Monday, August 2, 2010

[33 Days to Go] A Call To Upper Lips!

The day is the 2nd of August in the year of our Lord Two Thousand and Ten, the day which the growth of Beards is already twice removed from shaving.

Ye hath been given your quest: Grow a Mustache for Michigan. 

Welcome to the 2nd Annual Mustaches for Michigan effort. If you're here, that means you, my friend, have opted to take part in something bigger than yourself. Bigger than that glorious 'stache can ever get -- bigger even than the dude with that giant mustache in Tombstone and The Big Lebowski. You are here because you, like so many other Michigan Football fans, have proclaimed "Mustache be thine Savior, lead us to a victory against UConn on September 4th!"

So make yourself comfortable, we've got 33 days until kickoff.
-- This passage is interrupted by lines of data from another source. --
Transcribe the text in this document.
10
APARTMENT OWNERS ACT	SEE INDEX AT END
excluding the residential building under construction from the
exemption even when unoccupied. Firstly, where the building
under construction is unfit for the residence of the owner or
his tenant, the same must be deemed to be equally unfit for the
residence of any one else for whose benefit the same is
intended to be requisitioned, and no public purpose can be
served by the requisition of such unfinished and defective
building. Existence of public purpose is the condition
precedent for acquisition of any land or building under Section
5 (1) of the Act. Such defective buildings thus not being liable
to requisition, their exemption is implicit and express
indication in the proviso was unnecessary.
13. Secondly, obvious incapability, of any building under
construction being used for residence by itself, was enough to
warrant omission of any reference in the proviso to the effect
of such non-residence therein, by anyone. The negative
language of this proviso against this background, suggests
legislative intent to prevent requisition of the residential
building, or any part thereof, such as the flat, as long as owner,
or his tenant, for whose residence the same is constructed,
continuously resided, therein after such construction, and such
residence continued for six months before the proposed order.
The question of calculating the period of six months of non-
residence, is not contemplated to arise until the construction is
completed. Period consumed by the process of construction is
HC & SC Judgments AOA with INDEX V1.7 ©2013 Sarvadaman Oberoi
You've got some time to get your beard on. Each day at Mustaches For Michigan you will find new content to help the Dog Days of August pass. What we generally do not do is break news, or give analysis on Football -- there are already blogs out there that do it better than we ever could; they're linked on the sidebar. We exist because we are a community of Michigan Football faithful whose fandom knows no bounds: Growing a mustache in support of an athletic team makes complete sense to us. 

Because we are a community -- a Mustaches for Michigan Collective -- we love to see you supporting the cause. Send us your photos of that blossoming beard, brother. Each week, Friday's most likely, we will post a Weekly Round-Up of our Beards in Progress. Snap a quick pic on Thursdays and send em to us a 

And don't forget to spread the word. The more mustaches grown in favor of Michigan, the better our chances at bringing home that victory on Sept. 4. That is a fact. There is data somewhere to be found which verifies it. To simplify it for you (I think it's even one of Newton's Laws): Mustache = Win. The more mustaches the bigger the win. And you want Michigan to win, don't you? Monty Python God forbid that we crawl away with a loss to UConn, well if you didn't do your part by participating in our Mustaching Efforts* then the blame rests squarely upon your bald and quivering upper lip. Good luck sleeping at night, jerkoff. But you're here, and you're not a jerkoff (probably). Do spread the word, though. Tell your friends. We're on Facebook. Tell those friends too. We're also on Twitter

You have heard the call to upper lips! Do something about it. Get involved. Grow Blue!

Btw, Monty Python God, nice beard. 

*Ladies and Men who are unable to grow beards and/or Mustaches can still print-a-'sache, so theres' no excuse!